Schon in der zweiten Hälfte des 20. Jahrhunderts gab es Analysen der spezifischen Nachteile von Gruppen. So haben etwa die Autoren Jackson und Wolfson (1968) von verschiedenen Frustrationsquellen in Gruppen des Elementarbereichs berichtet, sogenannten Umwelteinschränkungen (environmental force units (EFU); vgl. Berk 1971):

  1. Der Wunsch eines Kindes wird durch den Wunsch eines anderen Kindes beeinträchtigt. Beide wünschen zum Beispiel auf der Schaukel zu sitzen und nur ein Kind kann dort schaukeln.
  2. Der Wunsch eines Kindes wird frustriert durch die Erwartung der pädagogischen Fachkraft. Diese erwartet Aufmerksamkeit oder einen Wechsel der Beschäftigung, was das Kind im Augenblick nicht möchte.
  3. Die Gruppe kann den Wunsch eines Kindes ohne Absicht behindern. Weil es so viele Kinder sind, muss man hin und wieder warten, einen Wunsch nach Tätigkeiten zurückstecken, den Ärger über Gedränge ertragen etc.
  4. Der Wunsch eines Kindes kann mit den institutionellen Regeln und Vorschriften in Konflikt geraten und frustriert werden. Man kann die Einrichtung nicht verlassen; man möchte gerne bei der Großmutter bleiben, aber das ist jetzt nicht möglich. Das Kind muss warten, bis es abgeholt wird.
  5. Der Wunsch eines Kindes kann auch an der eigenen Inkompetenz scheitern. Ein Kind möchte im Sandkasten eine U-Bahn bauen, aber der Sand fällt in sich zusammen und der begonnene Tunnel kann nicht fertiggestellt werden.
  6. Der Wunsch eines Kindes nach Beantwortung einer Frage wird dadurch frustriert, dass die pädagogische Fachkraft nicht bemerkt, dass das Kind eine wichtige Frage hat. Die Fachkraft kann es nicht merken, weil es so viele Kinder in der Gruppe gibt, die alle einen besonderen Wunsch haben.
  7. Der Wunsch eines Kindes kann dadurch frustriert werden, dass es Umweltbegrenzungen gibt, d.h. zum Beispiel einen Bereich, in dem das Kind nicht spielen darf.
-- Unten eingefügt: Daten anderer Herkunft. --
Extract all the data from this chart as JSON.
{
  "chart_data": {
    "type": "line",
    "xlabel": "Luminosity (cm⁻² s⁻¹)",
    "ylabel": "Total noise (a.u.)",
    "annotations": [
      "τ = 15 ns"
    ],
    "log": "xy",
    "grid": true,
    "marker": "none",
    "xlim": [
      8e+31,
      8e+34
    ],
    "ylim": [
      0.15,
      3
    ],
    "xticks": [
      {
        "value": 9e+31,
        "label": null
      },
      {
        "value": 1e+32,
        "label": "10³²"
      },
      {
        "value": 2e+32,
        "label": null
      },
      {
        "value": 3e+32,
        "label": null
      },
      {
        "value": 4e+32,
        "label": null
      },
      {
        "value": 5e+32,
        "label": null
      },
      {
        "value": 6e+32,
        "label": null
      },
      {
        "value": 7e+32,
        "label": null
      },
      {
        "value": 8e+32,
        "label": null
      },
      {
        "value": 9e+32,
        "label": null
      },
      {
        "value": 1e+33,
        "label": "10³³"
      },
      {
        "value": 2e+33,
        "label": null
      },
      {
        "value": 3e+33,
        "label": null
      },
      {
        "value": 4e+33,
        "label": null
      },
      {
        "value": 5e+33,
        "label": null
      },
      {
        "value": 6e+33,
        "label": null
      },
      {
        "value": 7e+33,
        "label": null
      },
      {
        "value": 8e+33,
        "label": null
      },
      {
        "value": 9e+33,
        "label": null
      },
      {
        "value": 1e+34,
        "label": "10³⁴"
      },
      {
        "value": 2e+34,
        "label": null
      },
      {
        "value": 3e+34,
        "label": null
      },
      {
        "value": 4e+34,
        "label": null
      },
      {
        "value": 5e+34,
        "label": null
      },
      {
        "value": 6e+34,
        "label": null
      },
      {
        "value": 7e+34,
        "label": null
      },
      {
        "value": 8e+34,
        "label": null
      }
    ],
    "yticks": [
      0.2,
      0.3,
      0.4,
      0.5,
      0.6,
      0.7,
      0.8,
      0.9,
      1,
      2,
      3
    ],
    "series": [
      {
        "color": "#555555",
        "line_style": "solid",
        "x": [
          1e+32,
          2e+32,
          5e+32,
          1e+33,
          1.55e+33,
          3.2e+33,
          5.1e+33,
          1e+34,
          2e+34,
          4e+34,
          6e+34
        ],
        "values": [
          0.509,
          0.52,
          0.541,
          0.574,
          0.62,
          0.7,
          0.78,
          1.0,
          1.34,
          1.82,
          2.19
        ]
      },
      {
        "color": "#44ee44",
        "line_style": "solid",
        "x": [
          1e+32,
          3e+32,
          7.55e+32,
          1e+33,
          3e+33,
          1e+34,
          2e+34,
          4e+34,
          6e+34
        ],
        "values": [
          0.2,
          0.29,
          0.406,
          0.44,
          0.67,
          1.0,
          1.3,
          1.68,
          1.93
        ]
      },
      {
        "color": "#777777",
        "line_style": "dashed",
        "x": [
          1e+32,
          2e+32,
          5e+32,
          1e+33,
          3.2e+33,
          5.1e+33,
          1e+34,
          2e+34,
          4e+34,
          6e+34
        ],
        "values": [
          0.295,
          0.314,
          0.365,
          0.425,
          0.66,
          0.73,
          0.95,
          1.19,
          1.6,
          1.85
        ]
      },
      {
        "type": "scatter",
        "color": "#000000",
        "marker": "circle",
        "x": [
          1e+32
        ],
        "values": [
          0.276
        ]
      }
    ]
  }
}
Die Belastungen der Eltern ergeben sich nun aus den Belastungen von Erzieher:innen und Kindern, die sich eingewöhnen müssen oder wollen. Ihnen obliegt es, die Haltungen des Kindes zu Krippe oder Kita zu bilden, Stabilität in der Beziehung zu den Eltern zu gewährleisten, Neues nicht immer als Problem darzustellen und trotz alledem sich auf die berufliche Arbeit zu konzentrieren und diese mit Motiviertheit zu erledigen.

Rolle der bisherigen Bezugspersonen 

Traditionellerweise werden die Schwierigkeiten bei der Eingewöhnung an die Kita mit der Enge der Bindung an die häusliche Bezugsperson verbunden. Das ist ein naheliegender Gedanke, aber er stimmt in den meisten Fällen nicht, da die neuen Anforderungen an das kleine Kind einfach riesig sind. Hinzu kommt ein meist nicht bekannter Zusammenhang zwischen „sicherer Bindung“ und „Eingewöhnung in die Kita“. Für ein sicher gebundenes Kind ist es eher normal, bei Eintritt in die Kita einen leichten Trennungsschmerz zu erleben, manchmal auch zu weinen, wenn die Bezugsperson sie der fremden Personen überlässt. Sicher gebundene Kinder kann man auch daran erkennen, dass sie sich freuen, wenn ihre Bezugsperson kommt und sie abholt.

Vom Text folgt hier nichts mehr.